Just Stop Oil activists await ruling in Silverstone convictions appeal
The five protesters were found guilty of causing a public nuisance amid a track invasion at the Formula One location.
Five Just Stop Oil activists who disrupted the 2022 British Grand Prix must wait to discover if they have successfully challenged their convictions over the protest at the Court of Appeal.
Alasdair Gibson and Louis McKechnie, both 23, David Baldwin, 48, Emily Brocklebank, 26, and 30-year-old Joshua Smith were found guilty of risking “serious harm” to drivers and race marshals during a track invasion.
At an appeal hearing on Wednesday, the group’s lawyers argued their convictions were “unsafe”.
Lord Justice Holroyde, who heard the appeals alongside Mr Justice Griffiths and Judge Nicholas Dean, said the judges would give their written ruling at a later date.
Jurors at Northampton Crown Court convicted the group in February last year after being shown footage of some sitting on and being dragged off the circuit at Silverstone as two Formula One cars passed close by.
The activists all denied causing a public nuisance at the July 2022 race in Northamptonshire, claiming the protest had followed a “meticulous” safety plan.
Prosecutors argued protesters had clearly caused an immediate risk of serious harm to drivers and race marshals by sitting “in the face” of fast-moving vehicles.
Baldwin, Gibson and Smith were handed 12-month community orders by Mr Justice Garnham in March last year.
McKechnie and Brocklebank – who have a joint previous conviction for glueing themselves to the frame of a £70 million Van Gogh painting days before the F1 protest – were given suspended prison sentences of 12 months and six months respectively, both suspended for two years.
At the hearing in London, the protesters’ lawyers argued that only a “handful” of individuals were potentially put at risk by their actions, which did not amount to an impact on “a section of the public” as required by the public nuisance offence.
Nadesh Karu, representing Smith and Brocklebank, said Silverstone’s Wellington Straight, where the track invasion took place, was not open to the public.
The barrister said the cases were “fundamentally different to a protest that takes place on a public highway”, adding that prosecutors accepted the 115,000 spectators were not at risk of serious harm.

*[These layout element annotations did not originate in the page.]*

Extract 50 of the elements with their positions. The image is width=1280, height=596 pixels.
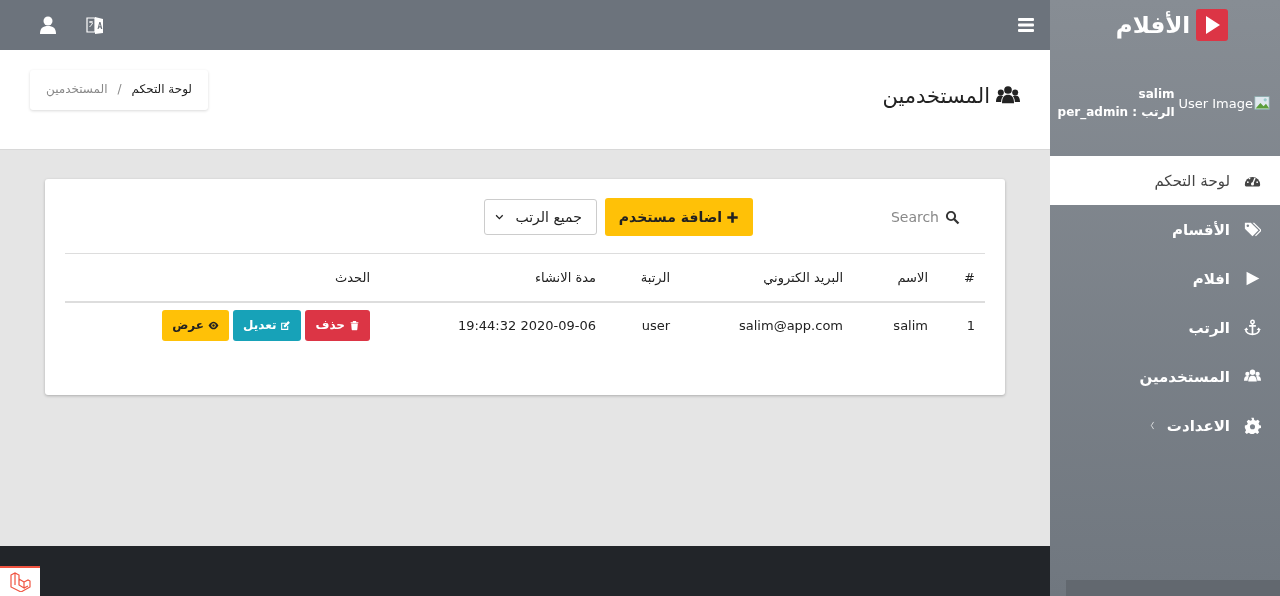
cube-logo-icon xyxy=(9,572,31,592)
user-icon xyxy=(38,15,58,35)
column-header: مدة الانشاء xyxy=(380,253,606,302)
anchor-icon xyxy=(1244,319,1261,336)
table-cell: salim xyxy=(893,317,928,333)
sidebar-item[interactable]: الاعدادت xyxy=(1050,401,1280,450)
image-alt-text: User Image xyxy=(1178,95,1253,111)
breadcrumb-item: المستخدمين xyxy=(46,82,108,96)
translate-icon xyxy=(85,15,105,35)
breadcrumb-item[interactable]: لوحة التحكم xyxy=(131,82,193,96)
play-logo-icon xyxy=(1196,9,1229,41)
table-cell: 2020-09-06 19:44:32 xyxy=(457,317,596,333)
column-header: الاسم xyxy=(853,253,938,302)
trash-icon xyxy=(349,319,360,331)
column-header: الحدث xyxy=(65,253,380,302)
table-cell: 1 xyxy=(966,317,975,333)
sidebar-item[interactable]: المستخدمين xyxy=(1050,352,1280,401)
add-user-button[interactable]: اضافة مستخدم xyxy=(604,198,753,236)
eye-icon xyxy=(208,319,220,331)
delete-button[interactable]: حذف xyxy=(305,309,370,341)
plus-icon xyxy=(726,210,739,224)
user-name: salim xyxy=(1137,87,1175,101)
page-title: المستخدمين xyxy=(882,84,990,108)
play-icon xyxy=(1244,270,1261,287)
sidebar-item[interactable]: افلام xyxy=(1050,254,1280,303)
menu-icon xyxy=(1016,15,1036,35)
broken-image-icon xyxy=(1254,95,1270,111)
column-header: البريد الكتروني xyxy=(680,253,853,302)
sidebar-item[interactable]: الأقسام xyxy=(1050,205,1280,254)
sidebar-item[interactable]: لوحة التحكم xyxy=(1050,156,1280,205)
table-cell: user xyxy=(641,317,670,333)
language-button[interactable] xyxy=(85,15,105,35)
tags-icon xyxy=(1244,221,1261,238)
edit-icon xyxy=(280,319,292,331)
view-button[interactable]: عرض xyxy=(162,309,230,341)
sidebar-item[interactable]: الرتب xyxy=(1050,303,1280,352)
column-header: الرتبة xyxy=(606,253,680,302)
user-role: الرتب : per_admin xyxy=(1057,105,1175,119)
column-header: # xyxy=(938,253,985,302)
search-icon xyxy=(945,209,960,225)
settings-icon xyxy=(1244,417,1261,434)
users-icon xyxy=(1244,368,1261,385)
role-select[interactable]: جميع الرتب xyxy=(483,199,597,235)
brand-name[interactable]: الأفلام xyxy=(1115,12,1191,38)
table-cell: salim@app.com xyxy=(739,317,843,333)
edit-button[interactable]: تعديل xyxy=(233,309,302,341)
debug-bar-button[interactable] xyxy=(0,566,40,596)
breadcrumb-separator: / xyxy=(117,82,122,96)
menu-button[interactable] xyxy=(1016,15,1036,35)
user-button[interactable] xyxy=(38,15,58,35)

Race marshals were also not at risk of harm because they were not allowed to enter the track before it was safe to do so, the court was told.
Mr Karu said the track protest took place after the majority of cars had already passed by amid a red flag signalling drivers to slow down and head to the pit lane because of an earlier racing incident.

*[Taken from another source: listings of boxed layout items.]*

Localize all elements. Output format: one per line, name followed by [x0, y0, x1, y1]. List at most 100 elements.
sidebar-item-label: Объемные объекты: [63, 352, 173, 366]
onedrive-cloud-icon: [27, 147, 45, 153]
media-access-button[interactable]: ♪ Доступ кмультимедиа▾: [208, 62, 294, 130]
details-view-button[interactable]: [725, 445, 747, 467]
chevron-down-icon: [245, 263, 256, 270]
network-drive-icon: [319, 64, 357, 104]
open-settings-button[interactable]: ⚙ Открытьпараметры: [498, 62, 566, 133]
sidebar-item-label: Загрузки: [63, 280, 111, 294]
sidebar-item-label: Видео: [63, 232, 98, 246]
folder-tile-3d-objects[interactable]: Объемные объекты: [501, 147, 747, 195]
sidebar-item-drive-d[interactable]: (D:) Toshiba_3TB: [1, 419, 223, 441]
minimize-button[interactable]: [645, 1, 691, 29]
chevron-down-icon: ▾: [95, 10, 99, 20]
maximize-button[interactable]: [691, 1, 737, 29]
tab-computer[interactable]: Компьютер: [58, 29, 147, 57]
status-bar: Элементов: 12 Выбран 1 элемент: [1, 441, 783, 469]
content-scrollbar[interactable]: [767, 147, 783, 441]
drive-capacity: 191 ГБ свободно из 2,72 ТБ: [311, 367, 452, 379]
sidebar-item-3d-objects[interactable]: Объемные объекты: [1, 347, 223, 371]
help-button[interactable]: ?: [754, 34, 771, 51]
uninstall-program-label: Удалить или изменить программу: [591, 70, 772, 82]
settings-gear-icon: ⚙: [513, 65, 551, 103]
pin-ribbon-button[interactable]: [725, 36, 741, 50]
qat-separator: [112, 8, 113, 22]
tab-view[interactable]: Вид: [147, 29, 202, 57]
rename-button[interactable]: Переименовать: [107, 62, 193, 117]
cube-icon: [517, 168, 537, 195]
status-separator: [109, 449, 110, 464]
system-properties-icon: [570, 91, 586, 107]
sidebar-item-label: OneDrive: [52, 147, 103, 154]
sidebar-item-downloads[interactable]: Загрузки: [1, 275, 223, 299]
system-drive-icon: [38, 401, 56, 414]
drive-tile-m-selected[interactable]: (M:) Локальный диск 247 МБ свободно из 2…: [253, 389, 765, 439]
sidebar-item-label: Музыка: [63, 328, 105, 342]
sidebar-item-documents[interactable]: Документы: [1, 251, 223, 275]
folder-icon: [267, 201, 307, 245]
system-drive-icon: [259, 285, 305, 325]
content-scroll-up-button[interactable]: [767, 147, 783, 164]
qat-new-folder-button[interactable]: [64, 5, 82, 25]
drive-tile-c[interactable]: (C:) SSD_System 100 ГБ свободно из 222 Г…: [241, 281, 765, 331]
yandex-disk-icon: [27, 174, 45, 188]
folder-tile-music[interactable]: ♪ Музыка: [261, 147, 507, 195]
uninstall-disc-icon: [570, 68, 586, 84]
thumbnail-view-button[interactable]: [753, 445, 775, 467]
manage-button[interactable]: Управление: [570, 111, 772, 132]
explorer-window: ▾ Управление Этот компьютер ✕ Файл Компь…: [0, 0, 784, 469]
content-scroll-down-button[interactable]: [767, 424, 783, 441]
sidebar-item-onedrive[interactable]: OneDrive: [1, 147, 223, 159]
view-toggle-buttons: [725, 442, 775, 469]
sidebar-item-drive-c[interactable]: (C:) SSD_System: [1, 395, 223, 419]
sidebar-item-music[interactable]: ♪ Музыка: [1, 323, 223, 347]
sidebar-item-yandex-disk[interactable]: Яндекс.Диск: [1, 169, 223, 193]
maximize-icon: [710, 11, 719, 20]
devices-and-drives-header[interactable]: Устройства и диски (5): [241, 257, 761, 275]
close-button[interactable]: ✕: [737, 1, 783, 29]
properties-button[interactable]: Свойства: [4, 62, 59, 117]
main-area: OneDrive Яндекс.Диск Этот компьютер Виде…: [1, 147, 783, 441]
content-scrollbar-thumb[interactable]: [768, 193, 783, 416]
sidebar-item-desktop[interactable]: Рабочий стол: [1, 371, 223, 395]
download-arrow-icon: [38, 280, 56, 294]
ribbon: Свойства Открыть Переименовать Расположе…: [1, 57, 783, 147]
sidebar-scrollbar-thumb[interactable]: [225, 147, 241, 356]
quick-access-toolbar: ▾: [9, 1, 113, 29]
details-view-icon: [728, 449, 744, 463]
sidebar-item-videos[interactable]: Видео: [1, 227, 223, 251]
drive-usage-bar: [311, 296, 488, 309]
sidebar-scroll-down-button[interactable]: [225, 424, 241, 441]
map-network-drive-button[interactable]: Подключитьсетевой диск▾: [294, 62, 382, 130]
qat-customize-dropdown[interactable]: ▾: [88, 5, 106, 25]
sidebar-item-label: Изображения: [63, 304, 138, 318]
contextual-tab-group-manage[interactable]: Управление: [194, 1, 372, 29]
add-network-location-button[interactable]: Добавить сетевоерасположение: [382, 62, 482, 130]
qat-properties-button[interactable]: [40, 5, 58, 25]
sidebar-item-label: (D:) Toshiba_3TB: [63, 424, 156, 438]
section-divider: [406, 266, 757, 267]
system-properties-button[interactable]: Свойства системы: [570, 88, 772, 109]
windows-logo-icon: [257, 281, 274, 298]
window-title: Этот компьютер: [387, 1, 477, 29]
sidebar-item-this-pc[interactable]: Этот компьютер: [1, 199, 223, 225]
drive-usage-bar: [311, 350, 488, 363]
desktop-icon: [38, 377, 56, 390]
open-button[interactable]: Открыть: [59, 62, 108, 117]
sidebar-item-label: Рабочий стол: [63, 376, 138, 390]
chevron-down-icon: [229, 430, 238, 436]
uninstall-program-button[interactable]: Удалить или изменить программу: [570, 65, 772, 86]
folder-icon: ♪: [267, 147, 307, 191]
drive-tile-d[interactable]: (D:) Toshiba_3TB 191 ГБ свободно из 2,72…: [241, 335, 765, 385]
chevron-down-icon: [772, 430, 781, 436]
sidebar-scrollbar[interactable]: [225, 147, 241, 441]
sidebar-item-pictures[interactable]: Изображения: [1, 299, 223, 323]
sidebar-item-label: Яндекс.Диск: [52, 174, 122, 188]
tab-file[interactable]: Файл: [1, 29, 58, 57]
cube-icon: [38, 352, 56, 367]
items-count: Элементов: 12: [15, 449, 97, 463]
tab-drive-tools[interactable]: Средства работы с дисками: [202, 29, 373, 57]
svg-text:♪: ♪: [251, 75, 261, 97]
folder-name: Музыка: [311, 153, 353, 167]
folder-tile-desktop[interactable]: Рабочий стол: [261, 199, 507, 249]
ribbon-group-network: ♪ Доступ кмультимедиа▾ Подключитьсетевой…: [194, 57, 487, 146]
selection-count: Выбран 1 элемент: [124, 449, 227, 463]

Simon Jones, for the Crown Prosecution Service, told the court that Mr Justice Garnham had properly rejected the protesters’ mid-trial argument that there was “no case to answer”.
“From the moment each individual jumped the first fence they were going into a dangerous prohibited area,” he said.
“There were clearly sections of the public who were at risk.”
Brocklebank, of Yeadon, Leeds; Gibson, from Aberdeen; McKechnie, from Manchester; and Smith, from Lees in Oldham, went on to the race circuit during the protest.
Baldwin, of Stonesfield, Oxfordshire, who was the only member of the five to attend court on Wednesday, was found in a car park along with glue, cable ties and a Just Stop Oil banner and was said by prosecutors to have been “in it together” with his co-defendants.
His barrister Rabah Kherbane argued that he did not assist or encourage the other activists in getting onto the track.
At the trial jurors were shown personal video statements from the defendants recorded a day before the protest, including a claim that the world is “being destroyed for the benefit of a few people”.
The court was told that the protest action was designed to draw media attention to Just Stop Oil’s call for the Government to halt new fossil fuel extraction licences.
Bethany Mogie, from St Albans, aged 40 when convicted alongside the other protesters, withdrew her appeal before Wednesday’s hearing.
Lord Justice Holroyde said judges need to reflect on legal arguments, adding that the cases took the court into “new territory” over the interpretation of the Police, Crime, Sentencing and Courts Act 2022.